Most animals just use one type of chromophore, but fish and amphibians often combine A1 and A2 derivatives
Mice have two types of chromophore in the same opsin!
Opsin categorisation
Were originally split into r-opsins (found in rhabdomere-type photoreceptors, depolarise via Gq. Vertebrate melanopsins included.) C-opsins (found in cilial photoreceptors, which hyperpolarise via transducin).
Then Eakin introduced the Cnidops (which predated the other two) and Group 4 (a big mish mash, but including the scallop Go linked, which may suggest the beginning of a new evolutionary line).
Remember not all opsins are image-forming! e.g. melanopsin, cephalopod skin opsin.
Levels of colour vision - what are the levels?
1) Spectral discrimination independent of spatial detection (e.g. phototaxis)
2) Spatial and spectral inputs combined (wavelength-specific behaviour)

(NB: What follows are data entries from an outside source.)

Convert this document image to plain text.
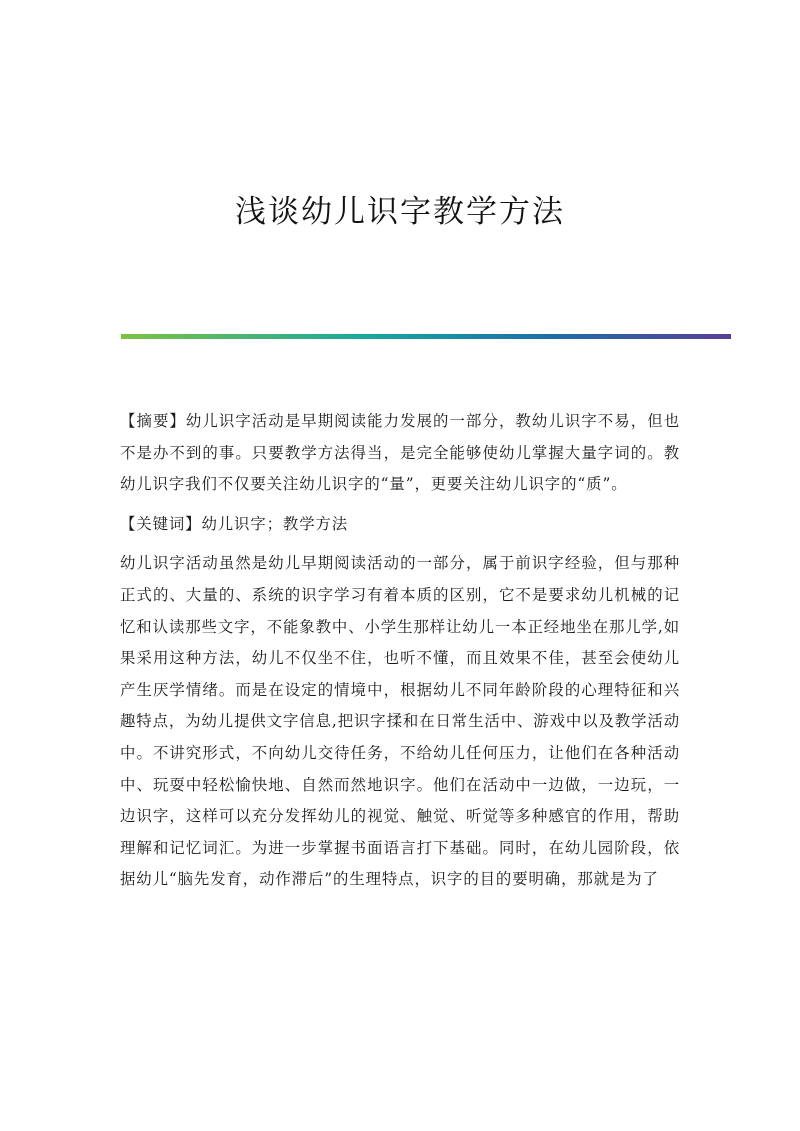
浅谈幼儿识字教学方法

【摘要】幼儿识字活动是早期阅读能力发展的一部分，教幼儿识字不易，但也不是办不到的事。只要教学方法得当，是完全能够使幼儿掌握大量字词的。教幼儿识字我们不仅要关注幼儿识字的“量”，更要关注幼儿识字的“质”。

【关键词】幼儿识字；教学方法

幼儿识字活动虽然是幼儿早期阅读活动的一部分，属于前识字经验，但与那种正式的、大量的、系统的识字学习有着本质的区别，它不是要求幼儿机械的记忆和认读那些文字，不能象教中、小学生那样让幼儿一本正经地坐在那儿学,如果采用这种方法，幼儿不仅坐不住，也听不懂，而且效果不佳，甚至会使幼儿产生厌学情绪。而是在设定的情境中，根据幼儿不同年龄阶段的心理特征和兴趣特点，为幼儿提供文字信息,把识字揉和在日常生活中、游戏中以及教学活动中。不讲究形式，不向幼儿交待任务，不给幼儿任何压力，让他们在各种活动中、玩耍中轻松愉快地、自然而然地识字。他们在活动中一边做，一边玩，一边识字，这样可以充分发挥幼儿的视觉、触觉、听觉等多种感官的作用，帮助理解和记忆词汇。为进一步掌握书面语言打下基础。同时，在幼儿园阶段，依据幼儿“脑先发育，动作滞后”的生理特点，识字的目的要明确，那就是为了
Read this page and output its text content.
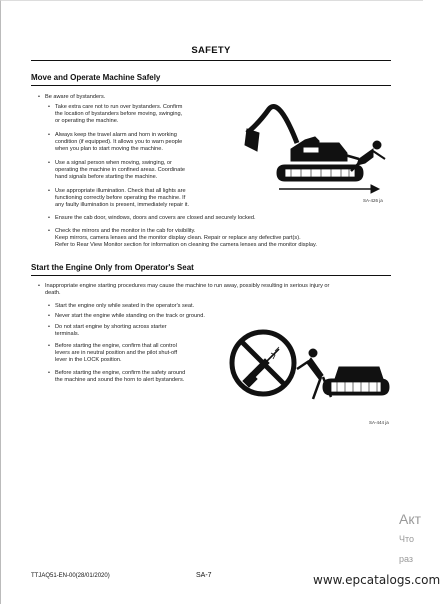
SAFETY
Move and Operate Machine Safely
• Be aware of bystanders.
• Take extra care not to run over bystanders. Confirm
the location of bystanders before moving, swinging,
or operating the machine.
• Always keep the travel alarm and horn in working
condition (if equipped). It allows you to warn people
when you plan to start moving the machine.
• Use a signal person when moving, swinging, or
operating the machine in confined areas. Coordinate
hand signals before starting the machine.
• Use appropriate illumination. Check that all lights are
functioning correctly before operating the machine. If
any faulty illumination is present, immediately repair it.
• Ensure the cab door, windows, doors and covers are closed and securely locked.
• Check the mirrors and the monitor in the cab for visibility.
Keep mirrors, camera lenses and the monitor display clean. Repair or replace any defective part(s).
Refer to Rear View Monitor section for information on cleaning the camera lenses and the monitor display.
SA-426 ja
Start the Engine Only from Operator's Seat
• Inappropriate engine starting procedures may cause the machine to run away, possibly resulting in serious injury or
death.
• Start the engine only while seated in the operator's seat.
• Never start the engine while standing on the track or ground.
• Do not start engine by shorting across starter
terminals.
• Before starting the engine, confirm that all control
levers are in neutral position and the pilot shut-off
lever in the LOCK position.
• Before starting the engine, confirm the safety around
the machine and sound the horn to alert bystanders.
SA-444 ja
Акт
Что
раз
TTJAQ51-EN-00(28/01/2020)	SA-7	www.epcatalogs.com
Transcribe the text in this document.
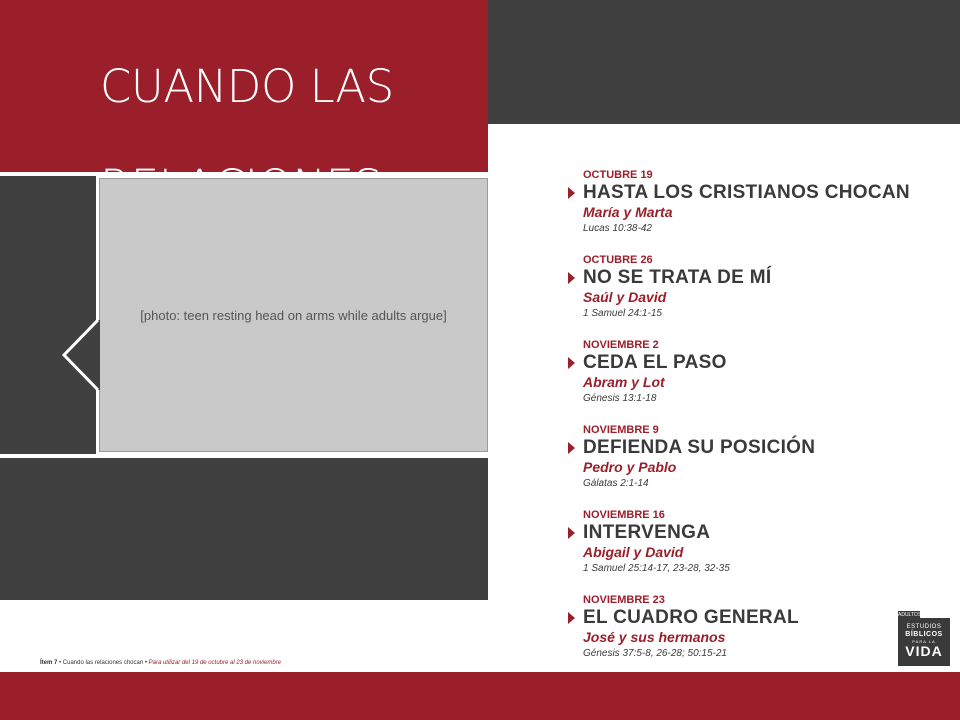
CUANDO LAS

[photo: teen resting head on arms while adults argue]
OCTUBRE 19
HASTA LOS CRISTIANOS CHOCAN
María y Marta
Lucas 10:38-42
OCTUBRE 26
NO SE TRATA DE MÍ
Saúl y David
1 Samuel 24:1-15
NOVIEMBRE 2
CEDA EL PASO
Abram y Lot
Génesis 13:1-18
NOVIEMBRE 9
DEFIENDA SU POSICIÓN
Pedro y Pablo
Gálatas 2:1-14
NOVIEMBRE 16
INTERVENGA
Abigail y David
1 Samuel 25:14-17, 23-28, 32-35
NOVIEMBRE 23
EL CUADRO GENERAL
José y sus hermanos
Génesis 37:5-8, 26-28; 50:15-21
Ítem 7 • Cuando las relaciones chocan • Para utilizar del 19 de octubre al 23 de noviembre
ADULTOS
ESTUDIOS
BÍBLICOS
PARA LA
VIDA
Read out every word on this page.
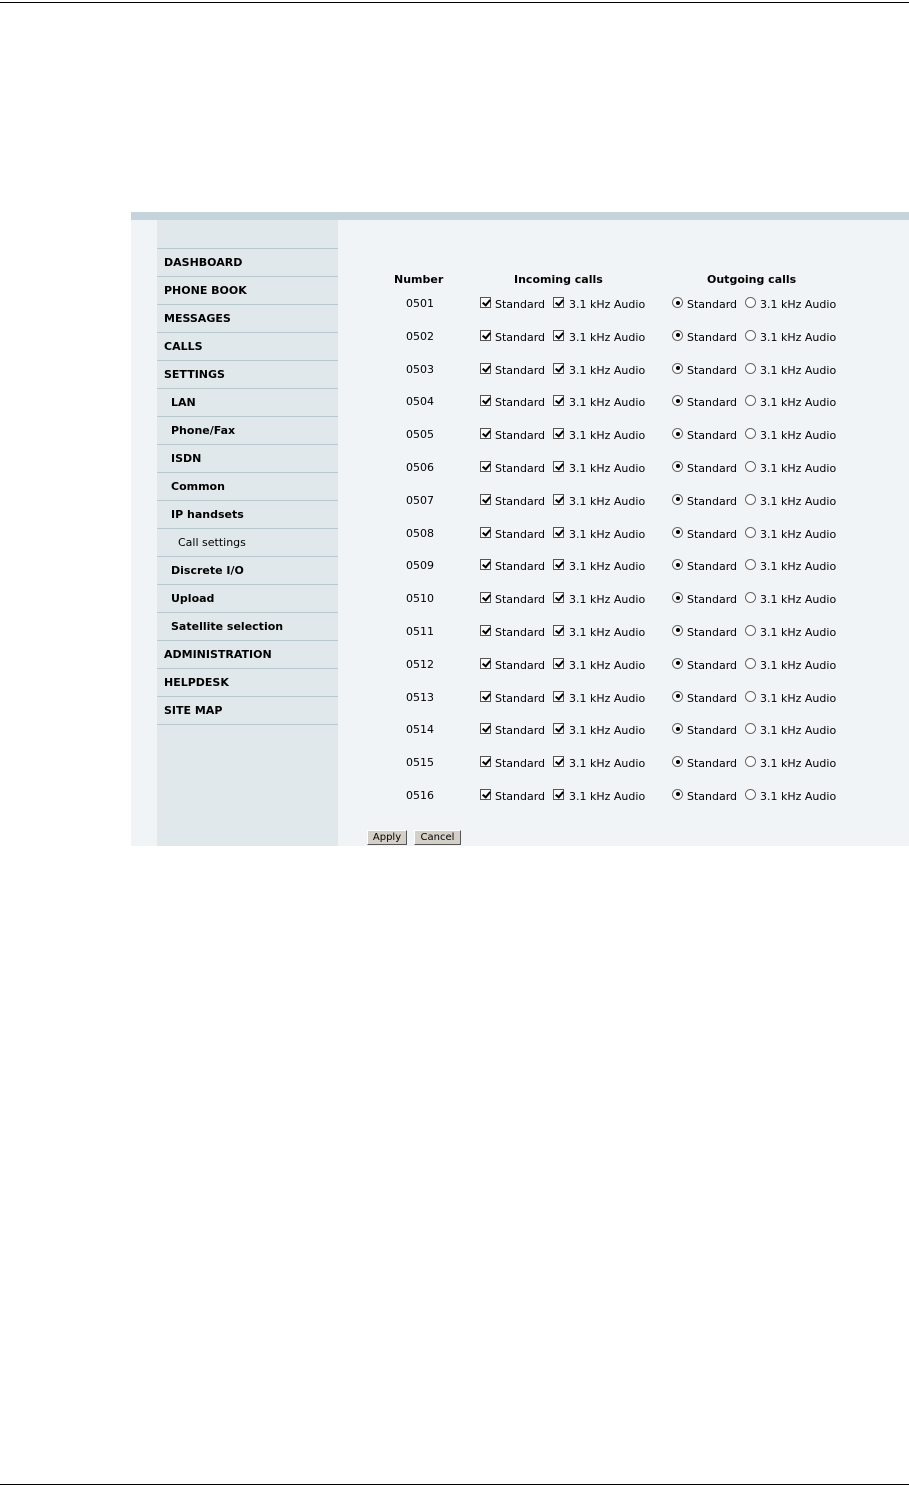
DASHBOARD
PHONE BOOK
MESSAGES
CALLS
SETTINGS
LAN
Phone/Fax
ISDN
Common
IP handsets
Call settings
Discrete I/O
Upload
Satellite selection
ADMINISTRATION
HELPDESK
SITE MAP
Number	Incoming calls	Outgoing calls
0501	Standard 3.1 kHz Audio	Standard 3.1 kHz Audio
0502	Standard 3.1 kHz Audio	Standard 3.1 kHz Audio
0503	Standard 3.1 kHz Audio	Standard 3.1 kHz Audio
0504	Standard 3.1 kHz Audio	Standard 3.1 kHz Audio
0505	Standard 3.1 kHz Audio	Standard 3.1 kHz Audio
0506	Standard 3.1 kHz Audio	Standard 3.1 kHz Audio
0507	Standard 3.1 kHz Audio	Standard 3.1 kHz Audio
0508	Standard 3.1 kHz Audio	Standard 3.1 kHz Audio
0509	Standard 3.1 kHz Audio	Standard 3.1 kHz Audio
0510	Standard 3.1 kHz Audio	Standard 3.1 kHz Audio
0511	Standard 3.1 kHz Audio	Standard 3.1 kHz Audio
0512	Standard 3.1 kHz Audio	Standard 3.1 kHz Audio
0513	Standard 3.1 kHz Audio	Standard 3.1 kHz Audio
0514	Standard 3.1 kHz Audio	Standard 3.1 kHz Audio
0515	Standard 3.1 kHz Audio	Standard 3.1 kHz Audio
0516	Standard 3.1 kHz Audio	Standard 3.1 kHz Audio
Apply	Cancel
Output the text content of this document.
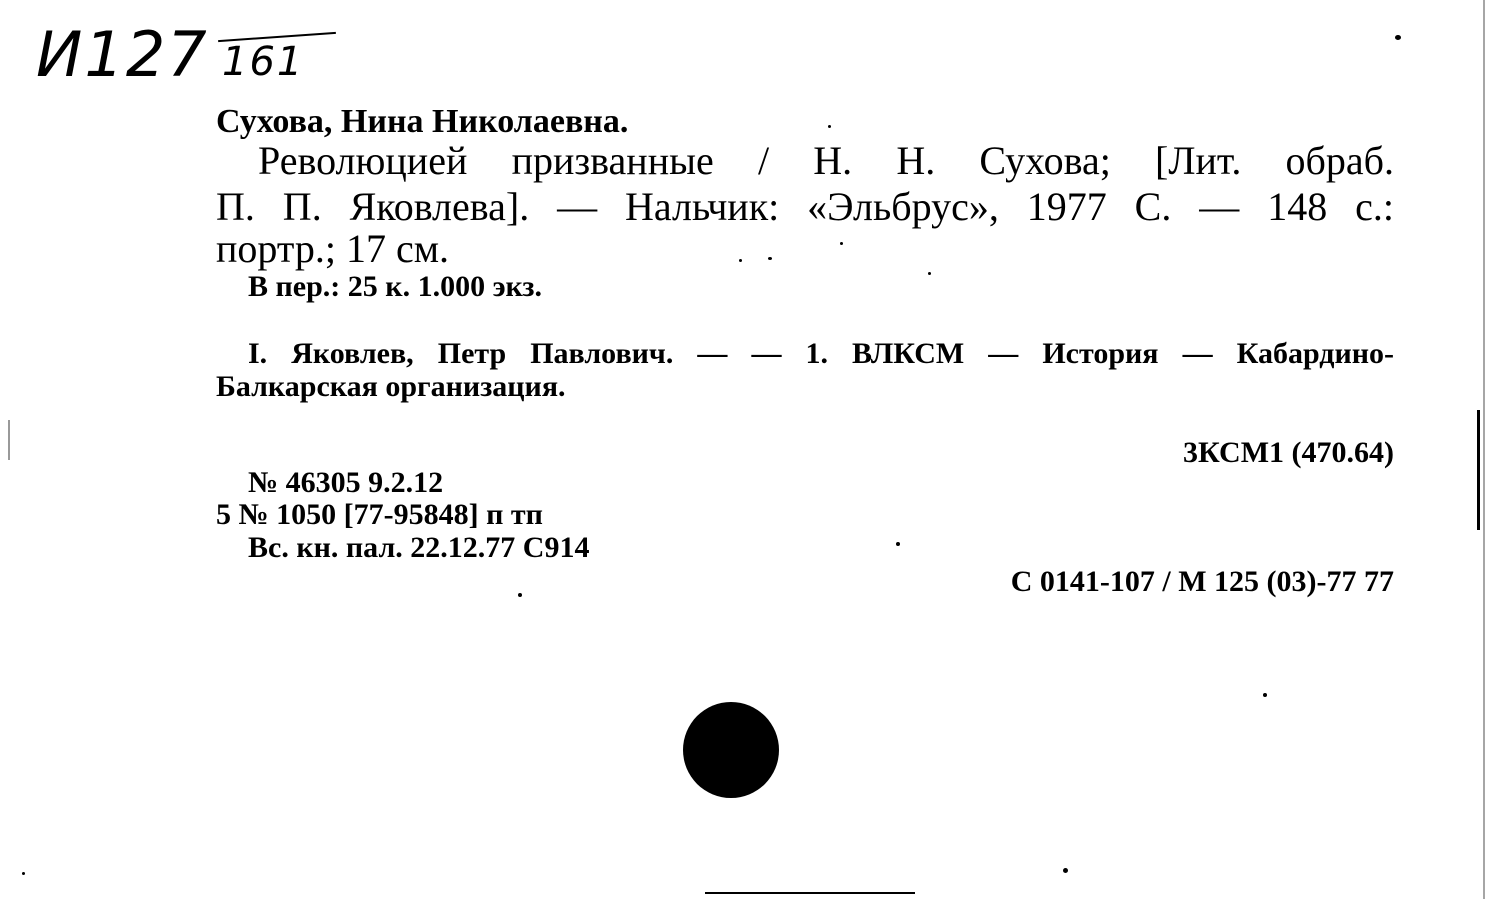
И127 161
Сухова, Нина Николаевна.
Революцией призванные / Н. Н. Сухова; [Лит. обраб.
П. П. Яковлева]. — Нальчик: «Эльбрус», 1977 С. — 148 с.:
портр.; 17 см.
В пер.: 25 к. 1.000 экз.
I. Яковлев, Петр Павлович. — — 1. ВЛКСМ — История — Кабардино-
Балкарская организация.
3КСМ1 (470.64)
№ 46305 9.2.12
5 № 1050 [77-95848] п тп
Вс. кн. пал. 22.12.77 С914
С 0141-107 / М 125 (03)-77 77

3) Innate colour preferences that require learning (i.e. animal has a conscious representation of colour)
4) Can use colour appearance (e.g. hue vs saturation) or colour categorisation to make behavioural decisions
E.g. of 1st level of colour vision
Spectral discrimination independent of spatial detection:
Daphnia spp move towards yellowish water. This has been shown to be independent of intensity. Daphnia have 4 types of photoreceptor but no image forming eye. This behaviour is to maintain position in the water column
E.g. of 2nd level of colour vision
Innate preferences for coloured objects:
Doesn’t require conscious colour perception, just ability to discriminate between wavelengths and guide behaviour by that. Similar idea to ‘blindsight’.
Fiddler crabs show sexual preference for longer wavelengths of colour on claw. They approach yellow claws over grey claws regardless of intensity, but find it hard to distinguish between yellow claws of varying intensities.
Papilio butterflies have eight photoreceptor types, but only use three when looking for leaves to lay eggs on, and only one opponent mechanism on these, so are technically dichromat in this behaviour. However, when looking for a mate they are tetrachromatic.